Channel Remittances Towards Investments, Diasporans Urged

Economic analyst, Victor Bharoma has urged Zimbabweans in the diaspora to channel some of their remittances towards investments to boost economic growth and improve the country’s forex reserves.

In an opinion piece widely shared in the local media, Bharoma said most remittances have been going towards domestic consumption, largely because of liquidity challenges affecting households and the country at large, calling on the diaspora community to consider investments back home.

“For the past three years, remittances from Zimbabweans living abroad have been averaging $1 billion. This figure only accounts for funds sent home through official banking channels, as such the figure may be less than 70% of the actual remittances into our nation as some funds are moved via traditional channels.

“The amount has been growing exponentially from $552 million recorded in 2012 to over $935 million recorded in 2016 as a result of RBZ incentives to lure diaspora funds. RBZ currently gives a 10% incentive for all funds remitted back home. Remittances are now the second largest source of liquidity (more than Tobacco Exports) in the country after Mineral Exports,” said Bhoroma.

He called for tax breaks for special economic zones investments to attract investment which he said is important is turning around the country’s economic fortunes following years of plunder and isolation.

“Current engagements of the Diaspora community by the President and RBZ have shown that the diaspora community is keen to invest in Zimbabwe in areas such as Transport, Agriculture processing, Health Services, Insurance, Manufacturing and Tourism apart from the obvious Property Sector,” he said.

“Zimbabwe has vast tracts of land in Bulawayo, Victoria Falls and Harare set aside for Special Economic activities under the SEZ Act of 2016. Most of the land is lying idle owing to liquidity and investment challenges the country is facing. Breaks on Capital Gains Tax, Corporate Tax and VAT to diaspora investors can lure capital.

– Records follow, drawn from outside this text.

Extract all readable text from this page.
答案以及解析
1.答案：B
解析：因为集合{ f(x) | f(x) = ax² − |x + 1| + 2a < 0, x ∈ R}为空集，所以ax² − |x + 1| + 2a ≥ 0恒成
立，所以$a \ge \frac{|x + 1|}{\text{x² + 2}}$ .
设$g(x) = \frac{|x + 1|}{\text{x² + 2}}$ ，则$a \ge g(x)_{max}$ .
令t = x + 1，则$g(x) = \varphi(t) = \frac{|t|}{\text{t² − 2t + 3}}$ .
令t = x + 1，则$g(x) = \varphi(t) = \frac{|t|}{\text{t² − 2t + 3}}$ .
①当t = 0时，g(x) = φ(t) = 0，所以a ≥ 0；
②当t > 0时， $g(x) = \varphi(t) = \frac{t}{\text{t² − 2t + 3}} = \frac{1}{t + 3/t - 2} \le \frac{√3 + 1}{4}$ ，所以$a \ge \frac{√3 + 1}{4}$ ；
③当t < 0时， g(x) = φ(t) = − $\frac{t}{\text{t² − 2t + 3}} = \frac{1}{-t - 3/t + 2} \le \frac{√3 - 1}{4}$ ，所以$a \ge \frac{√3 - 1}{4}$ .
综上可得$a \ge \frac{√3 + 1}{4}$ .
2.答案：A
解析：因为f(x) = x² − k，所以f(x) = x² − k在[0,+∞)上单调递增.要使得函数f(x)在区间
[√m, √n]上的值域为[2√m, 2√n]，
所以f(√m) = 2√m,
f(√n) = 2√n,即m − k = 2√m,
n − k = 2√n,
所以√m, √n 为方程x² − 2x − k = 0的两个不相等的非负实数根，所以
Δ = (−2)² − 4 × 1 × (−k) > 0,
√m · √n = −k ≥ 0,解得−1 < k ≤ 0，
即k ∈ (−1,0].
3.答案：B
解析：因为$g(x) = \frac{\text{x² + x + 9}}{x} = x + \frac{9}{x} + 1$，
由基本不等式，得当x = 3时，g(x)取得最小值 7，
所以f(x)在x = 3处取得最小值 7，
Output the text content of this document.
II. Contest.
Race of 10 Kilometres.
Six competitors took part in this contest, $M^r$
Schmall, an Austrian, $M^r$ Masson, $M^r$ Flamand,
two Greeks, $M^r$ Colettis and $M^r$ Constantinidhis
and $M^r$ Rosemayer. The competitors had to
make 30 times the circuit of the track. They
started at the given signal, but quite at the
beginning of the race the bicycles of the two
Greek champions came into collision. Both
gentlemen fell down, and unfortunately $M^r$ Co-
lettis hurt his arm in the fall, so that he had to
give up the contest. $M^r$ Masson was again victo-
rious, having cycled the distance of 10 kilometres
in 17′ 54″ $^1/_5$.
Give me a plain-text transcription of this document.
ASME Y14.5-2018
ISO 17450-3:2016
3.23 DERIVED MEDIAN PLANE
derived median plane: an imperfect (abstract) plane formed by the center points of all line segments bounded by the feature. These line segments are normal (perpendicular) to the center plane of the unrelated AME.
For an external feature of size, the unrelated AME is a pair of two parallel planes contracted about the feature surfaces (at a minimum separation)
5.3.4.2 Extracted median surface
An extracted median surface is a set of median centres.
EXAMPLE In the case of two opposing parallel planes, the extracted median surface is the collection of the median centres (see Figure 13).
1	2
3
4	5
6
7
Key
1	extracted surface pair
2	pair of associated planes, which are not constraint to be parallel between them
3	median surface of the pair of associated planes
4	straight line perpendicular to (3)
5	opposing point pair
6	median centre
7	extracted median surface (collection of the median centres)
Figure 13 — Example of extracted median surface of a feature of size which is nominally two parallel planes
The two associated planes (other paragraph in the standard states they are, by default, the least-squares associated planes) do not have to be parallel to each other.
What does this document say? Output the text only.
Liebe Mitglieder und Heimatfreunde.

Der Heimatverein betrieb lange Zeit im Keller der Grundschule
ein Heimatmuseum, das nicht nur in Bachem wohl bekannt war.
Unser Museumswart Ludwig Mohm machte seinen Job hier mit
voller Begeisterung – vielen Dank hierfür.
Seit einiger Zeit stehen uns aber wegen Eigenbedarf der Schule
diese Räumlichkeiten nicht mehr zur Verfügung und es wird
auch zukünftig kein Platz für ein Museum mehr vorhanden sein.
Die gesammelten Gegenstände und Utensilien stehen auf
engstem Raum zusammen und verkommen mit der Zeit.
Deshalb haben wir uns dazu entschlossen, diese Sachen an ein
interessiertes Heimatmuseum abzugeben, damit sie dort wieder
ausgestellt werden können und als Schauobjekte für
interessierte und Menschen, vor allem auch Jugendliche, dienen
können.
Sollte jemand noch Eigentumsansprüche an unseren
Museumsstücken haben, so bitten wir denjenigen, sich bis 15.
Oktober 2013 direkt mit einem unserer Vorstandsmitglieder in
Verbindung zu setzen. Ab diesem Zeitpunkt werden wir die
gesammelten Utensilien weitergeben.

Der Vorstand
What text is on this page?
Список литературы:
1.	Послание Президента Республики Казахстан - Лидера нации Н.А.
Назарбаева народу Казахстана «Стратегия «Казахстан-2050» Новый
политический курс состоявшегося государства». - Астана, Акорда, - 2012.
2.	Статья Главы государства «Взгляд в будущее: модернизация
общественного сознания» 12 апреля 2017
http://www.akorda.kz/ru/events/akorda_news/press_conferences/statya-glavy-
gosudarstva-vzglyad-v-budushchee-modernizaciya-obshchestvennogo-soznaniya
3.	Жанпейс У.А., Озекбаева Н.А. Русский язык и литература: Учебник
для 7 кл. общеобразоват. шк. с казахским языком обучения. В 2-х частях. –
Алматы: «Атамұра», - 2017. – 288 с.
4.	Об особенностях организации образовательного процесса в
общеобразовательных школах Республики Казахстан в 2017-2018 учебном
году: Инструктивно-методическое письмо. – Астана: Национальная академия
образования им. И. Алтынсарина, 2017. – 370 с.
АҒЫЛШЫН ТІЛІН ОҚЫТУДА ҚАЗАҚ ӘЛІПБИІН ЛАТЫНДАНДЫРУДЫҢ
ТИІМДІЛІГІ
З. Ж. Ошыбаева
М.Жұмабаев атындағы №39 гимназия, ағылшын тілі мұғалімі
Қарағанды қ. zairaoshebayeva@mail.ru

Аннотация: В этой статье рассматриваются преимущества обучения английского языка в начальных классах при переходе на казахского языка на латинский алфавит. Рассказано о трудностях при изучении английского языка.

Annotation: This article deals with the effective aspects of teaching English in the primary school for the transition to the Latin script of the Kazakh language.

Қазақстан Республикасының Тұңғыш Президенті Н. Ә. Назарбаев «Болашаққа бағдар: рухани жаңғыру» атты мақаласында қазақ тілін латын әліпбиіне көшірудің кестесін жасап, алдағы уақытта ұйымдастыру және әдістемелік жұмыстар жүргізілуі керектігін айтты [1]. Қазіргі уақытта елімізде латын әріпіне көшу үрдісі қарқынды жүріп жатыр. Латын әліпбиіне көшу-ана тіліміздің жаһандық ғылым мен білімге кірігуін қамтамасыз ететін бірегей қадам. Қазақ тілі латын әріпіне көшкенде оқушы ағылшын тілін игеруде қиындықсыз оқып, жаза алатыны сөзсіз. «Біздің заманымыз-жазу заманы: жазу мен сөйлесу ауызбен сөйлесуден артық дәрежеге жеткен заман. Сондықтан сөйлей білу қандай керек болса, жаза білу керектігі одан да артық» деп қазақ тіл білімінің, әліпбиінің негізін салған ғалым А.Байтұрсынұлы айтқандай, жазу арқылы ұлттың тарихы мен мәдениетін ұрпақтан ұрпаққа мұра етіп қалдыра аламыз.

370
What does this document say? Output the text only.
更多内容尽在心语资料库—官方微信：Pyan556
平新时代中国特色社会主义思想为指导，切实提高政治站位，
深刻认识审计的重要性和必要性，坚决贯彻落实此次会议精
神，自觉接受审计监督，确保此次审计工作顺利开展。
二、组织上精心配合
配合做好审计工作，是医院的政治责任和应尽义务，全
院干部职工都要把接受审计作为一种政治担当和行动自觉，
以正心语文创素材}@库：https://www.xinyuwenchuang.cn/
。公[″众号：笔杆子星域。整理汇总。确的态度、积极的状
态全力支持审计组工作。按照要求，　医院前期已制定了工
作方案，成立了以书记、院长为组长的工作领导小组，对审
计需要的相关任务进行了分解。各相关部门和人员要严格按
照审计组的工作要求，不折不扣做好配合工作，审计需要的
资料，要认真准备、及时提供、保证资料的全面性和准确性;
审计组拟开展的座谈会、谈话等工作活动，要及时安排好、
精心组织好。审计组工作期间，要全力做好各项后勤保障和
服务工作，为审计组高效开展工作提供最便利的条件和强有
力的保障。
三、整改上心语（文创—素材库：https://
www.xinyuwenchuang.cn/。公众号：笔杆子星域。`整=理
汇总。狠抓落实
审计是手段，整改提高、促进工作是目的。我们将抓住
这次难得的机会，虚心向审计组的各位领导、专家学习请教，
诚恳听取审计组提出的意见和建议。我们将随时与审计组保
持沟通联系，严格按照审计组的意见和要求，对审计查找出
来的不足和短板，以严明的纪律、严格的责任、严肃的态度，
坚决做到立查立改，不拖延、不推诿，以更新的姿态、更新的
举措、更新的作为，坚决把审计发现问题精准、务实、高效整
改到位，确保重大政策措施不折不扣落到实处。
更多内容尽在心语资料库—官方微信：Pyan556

“The major advantage of such a move is that dividends will stay home as opposed to FDI where they are repatriated outside. Further, the directors are subject to taxing on all their earnings or expenditure after a specified period,” added Bharoma.

According to latest figures, an average of $1 billion has been send into the country through official banking channels with analysts of the opinion that a lot more could have come through other informal channels.